Michael Smith Park is Wesbrook Place's latest stormwater management feature. The park contains open running water channels that start at Village Lane, runs along Khorana Park, and drains into Michael Smith Pond. The main objective of Michael Smith Park stormwater management is to mimic predevelopment release rates and flows of water to Booming Ground Creek and over the Point Grey cliffs. To help reduce the erosion occurring at the Point Grey cliffs, Michael Smith Pond acts as a retention system to hold rainwater and allow it slowly and naturally percolate into the lower aquifer. This helps decrease and control the amount of water entering Booming Ground Creek and over the Point Grey cliffs.
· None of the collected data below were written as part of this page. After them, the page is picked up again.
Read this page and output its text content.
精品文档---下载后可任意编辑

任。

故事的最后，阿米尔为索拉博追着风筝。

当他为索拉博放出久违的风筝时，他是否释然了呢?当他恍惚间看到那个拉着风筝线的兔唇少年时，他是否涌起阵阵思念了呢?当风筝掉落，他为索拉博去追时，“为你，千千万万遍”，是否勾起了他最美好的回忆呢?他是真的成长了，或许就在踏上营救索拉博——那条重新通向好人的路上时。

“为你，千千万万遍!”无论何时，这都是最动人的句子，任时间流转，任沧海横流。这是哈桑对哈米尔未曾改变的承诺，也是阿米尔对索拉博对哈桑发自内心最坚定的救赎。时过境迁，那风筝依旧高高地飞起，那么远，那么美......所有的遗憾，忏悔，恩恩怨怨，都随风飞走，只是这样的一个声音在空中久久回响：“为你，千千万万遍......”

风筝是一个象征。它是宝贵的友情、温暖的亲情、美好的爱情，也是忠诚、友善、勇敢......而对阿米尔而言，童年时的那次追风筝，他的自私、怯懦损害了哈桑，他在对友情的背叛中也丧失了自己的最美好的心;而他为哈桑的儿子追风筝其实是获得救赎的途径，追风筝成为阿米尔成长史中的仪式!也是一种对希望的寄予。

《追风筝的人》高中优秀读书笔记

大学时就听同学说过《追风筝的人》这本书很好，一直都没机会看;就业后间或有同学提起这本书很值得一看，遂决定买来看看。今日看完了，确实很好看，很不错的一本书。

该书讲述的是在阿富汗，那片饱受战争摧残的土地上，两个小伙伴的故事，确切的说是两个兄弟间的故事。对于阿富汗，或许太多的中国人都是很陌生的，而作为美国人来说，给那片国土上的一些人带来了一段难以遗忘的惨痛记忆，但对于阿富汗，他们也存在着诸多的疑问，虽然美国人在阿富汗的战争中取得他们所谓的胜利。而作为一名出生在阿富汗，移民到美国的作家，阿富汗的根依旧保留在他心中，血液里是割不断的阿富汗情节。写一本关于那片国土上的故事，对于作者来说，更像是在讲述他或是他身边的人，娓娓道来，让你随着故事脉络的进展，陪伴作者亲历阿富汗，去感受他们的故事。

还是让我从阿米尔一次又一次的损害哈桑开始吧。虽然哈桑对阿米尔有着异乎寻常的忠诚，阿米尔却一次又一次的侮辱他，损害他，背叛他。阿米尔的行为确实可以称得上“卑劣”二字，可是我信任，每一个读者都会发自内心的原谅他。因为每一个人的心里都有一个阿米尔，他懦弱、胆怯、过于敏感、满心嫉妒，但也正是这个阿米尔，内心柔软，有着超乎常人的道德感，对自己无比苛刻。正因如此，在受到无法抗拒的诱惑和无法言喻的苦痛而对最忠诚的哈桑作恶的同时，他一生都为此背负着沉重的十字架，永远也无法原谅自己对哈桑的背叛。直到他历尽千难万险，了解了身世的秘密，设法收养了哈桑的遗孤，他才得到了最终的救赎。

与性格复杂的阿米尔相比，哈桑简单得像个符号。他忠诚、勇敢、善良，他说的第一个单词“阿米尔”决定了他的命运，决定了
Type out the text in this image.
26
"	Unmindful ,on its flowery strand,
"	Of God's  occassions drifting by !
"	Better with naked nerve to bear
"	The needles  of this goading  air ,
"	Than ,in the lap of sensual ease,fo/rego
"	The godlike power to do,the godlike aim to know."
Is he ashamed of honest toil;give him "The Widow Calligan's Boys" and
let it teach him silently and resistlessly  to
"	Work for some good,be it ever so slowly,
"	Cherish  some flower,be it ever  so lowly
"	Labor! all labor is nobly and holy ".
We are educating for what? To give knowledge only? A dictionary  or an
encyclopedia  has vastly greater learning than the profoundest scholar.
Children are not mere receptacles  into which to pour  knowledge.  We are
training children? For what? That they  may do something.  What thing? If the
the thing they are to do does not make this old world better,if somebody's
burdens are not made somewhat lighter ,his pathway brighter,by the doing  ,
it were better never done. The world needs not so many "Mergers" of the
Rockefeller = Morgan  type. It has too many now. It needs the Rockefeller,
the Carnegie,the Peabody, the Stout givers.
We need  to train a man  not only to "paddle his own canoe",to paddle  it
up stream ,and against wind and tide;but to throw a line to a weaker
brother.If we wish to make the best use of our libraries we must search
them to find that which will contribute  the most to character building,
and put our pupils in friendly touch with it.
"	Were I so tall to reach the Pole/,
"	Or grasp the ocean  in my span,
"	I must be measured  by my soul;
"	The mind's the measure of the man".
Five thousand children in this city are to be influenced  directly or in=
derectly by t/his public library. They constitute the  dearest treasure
Wesbrook Place is able to maintain the ecological integrity at Booming Ground Creek as well as promote and help sustain fish habitats that are located at the waterfalls and small ponding areas present there. Furthermore, Michael Smith Park creates an open space amenity for residences and the UBC community to enjoy and encourage future education plans that teach of sustainable water practices and strategies. Michael Smith Park and its running water channels obtains its stormwater largely from rooftops of surrounding residences and rainwater retained from landscape vegetation, with a small portion of the rainwater coming from Wesbrook Mall. Rainwater that falls directly onto the sidewalks do not enter Michael Smith Pond as that water heads straight into the sewer system and flows to Booming Ground Creek. Its modern, state-of-the art design plans allow sensors within the pond to be able to detect levels of high, normal, and low levels of rainwater retained in the pond. During high levels of water detected by the sensors, rainwater held in the pond will be slowly released to the detention pond at TRIUMF. Through the detention pond, a controlled rate of water will drain to Booming Ground Creek through pipes and natural channels. During dry seasons with less rainwater to fill the open channels and the pond, a diversion pipe at Wesbrook Mall will direct its rainwater to the system allowing for running open channels of rainwater year round. Lastly, during normal levels of rainfall, the stormwater retained at Michael Smith Pond will get recirculated and recycled back up to the start at Village Lane and Khorana Park.

Protection of Booming Ground Creek


At Booming Ground Creek, water that is supplied for the waterfalls and small ponding areas are directed from Pacific Spirit Park and Wesbrook Place. These waterfalls and ponding areas are known to provide habitats for fish communities which are dependent upon having year round water flows. Much of the drier months lead to stormwater and stormwater runoff providing most of the water found at Booming Ground Creek. It is critical that stormwater management systems be implemented and present to direct rainwater that is of high quality and low velocity to Booming Ground Creek to maintain its habitat value and ecological integrity.